Was sind Lenormand-Karten?
Benannt nach der berühmten Wahrsagerin Marie Anne Lenormand aus dem 19. Jahrhundert, ist dieses 36-Karten-Deck eines der beliebtesten Wahrsagesysteme Europas. Anders als beim Tarot, das Symbolik und Archetypen nutzt, werden Lenormand-Karten wie eine Sprache gelesen und ergeben in Kombination Sätze.
Jede Karte hat eine konkrete Alltagsbedeutung (Haus, Hund, Ring, Sterne), die zusammen mit den Nachbarkarten eine Geschichte erzählt. Dadurch sind Lenormand-Lesungen wörtlicher und direkter als Tarot, ideal für praktische Fragen.
Häufig gestellte Fragen
Wie unterscheidet sich Lenormand vom Tarot?
Tarot hat 78 symbolreiche Karten und eignet sich gut für tiefe psychologische Erkundung. Lenormand hat 36 Karten mit konkreten Bedeutungen und liefert direkte, praktische Antworten. Lenormand-Karten werden immer in Kombination gelesen, niemals einzeln.
Wie liest man eine 3-Karten-Lenormand-Legung?

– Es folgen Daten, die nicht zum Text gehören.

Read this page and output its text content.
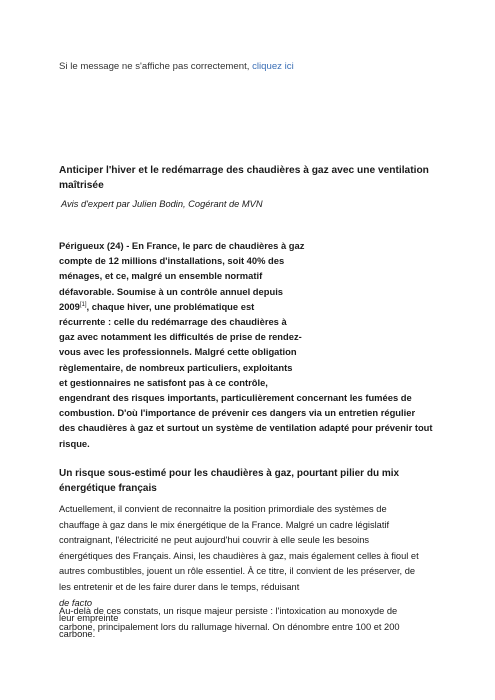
Si le message ne s'affiche pas correctement, cliquez ici
Anticiper l'hiver et le redémarrage des chaudières à gaz avec une ventilation maîtrisée
Avis d'expert par Julien Bodin, Cogérant de MVN
Périgueux (24) - En France, le parc de chaudières à gaz
compte de 12 millions d'installations, soit 40% des
ménages, et ce, malgré un ensemble normatif
défavorable. Soumise à un contrôle annuel depuis
2009[1], chaque hiver, une problématique est
récurrente : celle du redémarrage des chaudières à
gaz avec notamment les difficultés de prise de rendez-
vous avec les professionnels. Malgré cette obligation
règlementaire, de nombreux particuliers, exploitants
et gestionnaires ne satisfont pas à ce contrôle,
engendrant des risques importants, particulièrement concernant les fumées de
combustion. D'où l'importance de prévenir ces dangers via un entretien régulier
des chaudières à gaz et surtout un système de ventilation adapté pour prévenir tout
risque.
Un risque sous-estimé pour les chaudières à gaz, pourtant pilier du mix énergétique français
Actuellement, il convient de reconnaitre la position primordiale des systèmes de
chauffage à gaz dans le mix énergétique de la France. Malgré un cadre législatif
contraignant, l'électricité ne peut aujourd'hui couvrir à elle seule les besoins
énergétiques des Français. Ainsi, les chaudières à gaz, mais également celles à fioul et
autres combustibles, jouent un rôle essentiel. À ce titre, il convient de les préserver, de
les entretenir et de les faire durer dans le temps, réduisant
de facto
leur empreinte
carbone.
Au-delà de ces constats, un risque majeur persiste : l'intoxication au monoxyde de
carbone, principalement lors du rallumage hivernal. On dénombre entre 100 et 200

Lies die drei Karten von links nach rechts wie einen Satz: Die erste Karte ist das Subjekt, die zweite verändert oder beschreibt die Handlung, und die dritte zeigt das Ergebnis oder den Kontext. Beispiel: Schiff + Sterne + Ring könnte bedeuten "Eine Reise zu deinen Träumen führt zu einer Bindung."
Wer war Marie Lenormand?
Marie Anne Lenormand (1772 bis 1843) war eine der berühmtesten Wahrsagerinnen der Geschichte. Sie soll für Napoleon Bonaparte, Kaiserin Joséphine und andere bedeutende Persönlichkeiten zur Zeit der Französischen Revolution gelegt haben.